I also imagined this was probably how Tacloban looked like when the Americans reoccupied the city and the entire country 69 years ago: aircrafts with stars and stripes flying in and out, warships deployed ashore, and white men manning local operations.

As of press time, the U.S. and other foreign troops are already pulling out of Tacloban as efforts shift to rehabilitation and recovery. But the eventual departure of the remaining American forces left on ground and on ships has yet to be set.

Capitalizing on misery

Undeniably, the outpouring of foreign assets into Tacloban and other storm-ravaged areas has exposed everything that our government lacks. Two weeks into the aftermath when we were in Leyte, I still hear people complain that they had received relief packs from DSWD either too late or too little.

In Barangay Capirawan, our sharing was disrupted when a helicopter flew above and the mothers started waving their hands to the air. It was a sign of help. Jenny, a 34 year-old survivor, said the day before our visit, the DSWD came to their community for the first time even if the road connecting them to the center of Palo had long been cleared.
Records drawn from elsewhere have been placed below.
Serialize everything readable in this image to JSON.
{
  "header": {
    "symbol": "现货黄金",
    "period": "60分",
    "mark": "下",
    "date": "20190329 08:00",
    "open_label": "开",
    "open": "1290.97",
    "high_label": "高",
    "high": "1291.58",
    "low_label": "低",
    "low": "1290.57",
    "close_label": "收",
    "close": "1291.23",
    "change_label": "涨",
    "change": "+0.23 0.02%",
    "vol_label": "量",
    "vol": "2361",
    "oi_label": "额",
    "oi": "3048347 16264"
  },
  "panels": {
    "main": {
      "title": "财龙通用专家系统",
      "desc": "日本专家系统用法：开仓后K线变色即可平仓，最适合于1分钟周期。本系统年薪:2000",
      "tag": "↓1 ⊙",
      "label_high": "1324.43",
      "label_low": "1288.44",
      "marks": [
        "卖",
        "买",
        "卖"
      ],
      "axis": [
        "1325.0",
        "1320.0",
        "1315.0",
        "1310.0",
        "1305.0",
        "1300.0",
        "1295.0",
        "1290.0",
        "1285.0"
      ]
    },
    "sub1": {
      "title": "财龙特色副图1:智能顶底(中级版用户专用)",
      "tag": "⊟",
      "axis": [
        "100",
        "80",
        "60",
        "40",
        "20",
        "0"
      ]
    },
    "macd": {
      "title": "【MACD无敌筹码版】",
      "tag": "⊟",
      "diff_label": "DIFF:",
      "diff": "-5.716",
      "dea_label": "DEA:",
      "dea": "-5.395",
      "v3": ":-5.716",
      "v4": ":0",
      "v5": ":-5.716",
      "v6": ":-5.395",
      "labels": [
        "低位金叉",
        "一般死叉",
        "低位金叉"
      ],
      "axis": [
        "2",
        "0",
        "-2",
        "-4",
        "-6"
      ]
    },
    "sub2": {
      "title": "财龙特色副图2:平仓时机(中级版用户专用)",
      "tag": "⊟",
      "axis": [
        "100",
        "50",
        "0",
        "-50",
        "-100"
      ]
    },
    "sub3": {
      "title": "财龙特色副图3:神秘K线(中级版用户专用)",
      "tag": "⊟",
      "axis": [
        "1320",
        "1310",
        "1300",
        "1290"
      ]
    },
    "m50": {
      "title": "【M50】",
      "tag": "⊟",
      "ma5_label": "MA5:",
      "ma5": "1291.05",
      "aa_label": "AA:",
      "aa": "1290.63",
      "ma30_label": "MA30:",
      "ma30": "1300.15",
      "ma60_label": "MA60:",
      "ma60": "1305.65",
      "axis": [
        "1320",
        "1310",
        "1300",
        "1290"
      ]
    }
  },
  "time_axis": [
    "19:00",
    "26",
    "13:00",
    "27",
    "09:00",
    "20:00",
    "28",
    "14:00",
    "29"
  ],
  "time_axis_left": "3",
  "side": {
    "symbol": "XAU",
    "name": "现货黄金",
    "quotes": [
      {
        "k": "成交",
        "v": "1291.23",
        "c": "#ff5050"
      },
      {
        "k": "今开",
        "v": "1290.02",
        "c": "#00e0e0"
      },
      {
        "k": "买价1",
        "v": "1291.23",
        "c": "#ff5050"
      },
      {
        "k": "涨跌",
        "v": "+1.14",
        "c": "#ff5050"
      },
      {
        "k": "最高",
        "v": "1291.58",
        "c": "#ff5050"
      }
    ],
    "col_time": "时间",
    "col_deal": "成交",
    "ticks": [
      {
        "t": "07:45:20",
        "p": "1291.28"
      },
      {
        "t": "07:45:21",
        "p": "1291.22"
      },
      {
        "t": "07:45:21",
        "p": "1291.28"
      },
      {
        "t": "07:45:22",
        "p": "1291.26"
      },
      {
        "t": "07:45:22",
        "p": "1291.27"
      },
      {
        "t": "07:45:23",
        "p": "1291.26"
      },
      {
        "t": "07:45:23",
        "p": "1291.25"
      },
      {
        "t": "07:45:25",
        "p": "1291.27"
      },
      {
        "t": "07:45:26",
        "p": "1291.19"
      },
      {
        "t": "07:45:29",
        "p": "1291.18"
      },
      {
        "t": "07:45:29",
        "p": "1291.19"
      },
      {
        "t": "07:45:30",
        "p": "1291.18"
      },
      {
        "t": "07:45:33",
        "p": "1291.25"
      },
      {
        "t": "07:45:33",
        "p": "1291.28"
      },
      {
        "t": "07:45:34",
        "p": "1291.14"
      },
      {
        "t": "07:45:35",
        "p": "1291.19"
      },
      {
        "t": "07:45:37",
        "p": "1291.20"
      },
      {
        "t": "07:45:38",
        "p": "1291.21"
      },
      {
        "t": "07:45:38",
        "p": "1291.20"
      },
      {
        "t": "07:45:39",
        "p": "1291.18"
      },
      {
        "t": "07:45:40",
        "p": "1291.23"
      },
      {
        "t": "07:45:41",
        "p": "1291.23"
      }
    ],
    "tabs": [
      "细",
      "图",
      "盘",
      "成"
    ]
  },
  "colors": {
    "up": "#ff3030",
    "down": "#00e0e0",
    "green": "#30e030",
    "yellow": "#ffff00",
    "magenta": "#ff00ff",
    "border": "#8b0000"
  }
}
Not all families received a pack, including hers.

So when foreign aid now pours into our country, we are effusively thankful for their help was badly needed.

But while others fear of ulterior motive, Foreign Affairs Secretary Alfredo del Rosario seemed to validate the doubt when he called for an increased US military presence in the country.

“I think this demonstrates the need for this framework agreement we’re working out with the U.S. because it accentuates the purposes of the framework [one of] which is to make humanitarian assistance and disaster relief and response a very major aspect of the agreement,” he said in a speech.

Bayan Muna Representative Carlos Zarate, who was also with us during this mission, suspected that the U.S. is capitalizing on the misery of the Philippines to further its agenda in the Asian region.

“They should not use the misery of our people in justifying this constitutionally-infirmed military agreement (with the Philippine Government),” Zarate said.

With America’s continued intrusion into local affairs of the region including territorial and cultural disputes, there is a probable reason to think twice about their agenda.

Risky choice

Meanwhile, Aquino has placed former senator Panfilo Lacson as “Rehabilitation Czar” to rebuild Leyte.

Lacson was a risky choice, undoubtedly, having been linked to various high-profile crimes most notably the Dacer-Corbito case.

It was during Aquino’s term when Lacson returned to the country a free man after the Court of Appeals withdrew the charges against him for masterminding the abduction and murder of political publicist Bubby Dacer and his driver Emmanuel Corbito in 2000. On the day he left for Hong Kong in January 5, 2010, Lacson also announced his withdrawal from the presidential race that year.

Their connection is suspicious. And his appointment to manage the rehabilitation efforts of the national and local government comes out as another testament to Aquino’s selective approach to justice and perpetuation of impunity.

But now that Lacson is at the helm, he has a daunting task. After all the PDAF brouhaha, all eyes will be watching on him, on the billions of money in aid poured in and on the people who would begin anew their lives.

Rebuilding

These lives include Tony and Perlita among the 200,000 other survivors.

In a coastal village in Tanauan, Leyte, I caught Tony rummaging through the debris left of his house for uprooted nails that he could recycle. He patiently laid each one out in the sun to dry. A carpenter and a father of six, he was building a small shanty out of scrap timber and old tarpaulin for his family.

Despite the massive rebuilding needed in his town, Tony is now jobless. “I have no money to buy new construction materials, so I have to make use with what I have,” he said.

Perlita, one of the women I met in Barangay Capirawan, received a tarpaulin from a foreign aid group and she used this cover up her roofless house. “But when it rains outside, it also rains inside because the tarpaulin couldn’t hold the water,” she said.

The scene was replayed in every barangay we visited. People are relying on ingenuity to piece together whatever was left of their battered houses.

Ardee Delola is a segment producer and writer for the National TV network GMA.